5. The compression-release engine brake as defined in claim 4, wherein,

the stopper further includes a head portion and a body portion, and

the body portion is inserted through the housing, and an end of the stopper protrudes into the first space by a predetermined length to be positioned between the upper protruding portion and the lower protruding portion.

6. The compression-release engine brake as defined in claim 3, further comprising a check valve disposed in said first space and configured to open and close said inlet.

7. The compression-release engine brake as defined in claim 6, further comprising a check spring disposed at an upper portion of said brake piston and configured to elastically support said check valve.
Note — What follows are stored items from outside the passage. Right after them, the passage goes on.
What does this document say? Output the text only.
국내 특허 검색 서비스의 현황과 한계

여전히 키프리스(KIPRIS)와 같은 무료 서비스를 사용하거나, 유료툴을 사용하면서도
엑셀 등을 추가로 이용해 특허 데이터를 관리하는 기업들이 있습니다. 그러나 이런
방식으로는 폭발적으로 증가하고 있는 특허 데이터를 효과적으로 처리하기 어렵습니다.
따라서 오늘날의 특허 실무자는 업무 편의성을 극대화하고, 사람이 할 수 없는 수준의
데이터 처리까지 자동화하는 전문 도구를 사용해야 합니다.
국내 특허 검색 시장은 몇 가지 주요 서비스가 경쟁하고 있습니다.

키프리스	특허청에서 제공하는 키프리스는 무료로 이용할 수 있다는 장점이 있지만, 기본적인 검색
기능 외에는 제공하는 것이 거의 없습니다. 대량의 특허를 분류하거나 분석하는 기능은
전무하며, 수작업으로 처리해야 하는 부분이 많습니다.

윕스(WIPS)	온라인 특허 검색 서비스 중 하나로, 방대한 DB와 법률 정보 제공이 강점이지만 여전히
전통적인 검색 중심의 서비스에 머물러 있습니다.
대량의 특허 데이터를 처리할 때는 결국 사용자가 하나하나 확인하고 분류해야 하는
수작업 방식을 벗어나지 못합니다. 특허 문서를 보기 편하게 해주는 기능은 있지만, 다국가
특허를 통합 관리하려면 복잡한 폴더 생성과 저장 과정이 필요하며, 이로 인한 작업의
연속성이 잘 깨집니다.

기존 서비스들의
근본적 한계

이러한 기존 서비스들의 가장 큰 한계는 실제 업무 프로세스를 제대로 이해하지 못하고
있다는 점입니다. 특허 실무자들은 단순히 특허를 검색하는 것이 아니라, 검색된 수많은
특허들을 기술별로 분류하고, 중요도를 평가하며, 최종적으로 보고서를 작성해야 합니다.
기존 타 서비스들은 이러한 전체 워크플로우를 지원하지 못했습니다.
8. The compression-release engine brake as defined in claim 7, wherein an upper end of an oil through groove is caught on an inclined surface formed in said second space for preventing said reset valve from being deviated downward.

9. The compression-release engine brake as defined in claim 3, wherein,

the reset valve has a flow path groove recessed from an upper outer periphery of the reset valve, and

the return spring is configured to elastically support the return valve.

10. The compression-release engine brake as defined in claim 9, wherein said reset valve is configured to open said outlet when said reset valve contacts a guide rod.

11. The compression-release engine brake as defined in claim 1, wherein said housing further comprises a circular mounting groove protruding upward from an upper center of said housing, on which an adjustment screw is mounted.

12. The compression-release engine brake as defined in claim 1, wherein,

a through hole is formed on a side surface of the housing on which the rotation preventing member contacts the housing, and

a part of the engine brake oil is discharged through the through hole.

13. The compression-release engine brake as defined in claim 1, wherein said reset guide assembly further comprises:

a guide plate in which a pair of the exhaust valves are fitted and placed on an upper portion of the cylinder head;

a connection bracket formed on the guide plate; and

a guide rod mounted on the connection bracket and configured to selectively push the reset valve.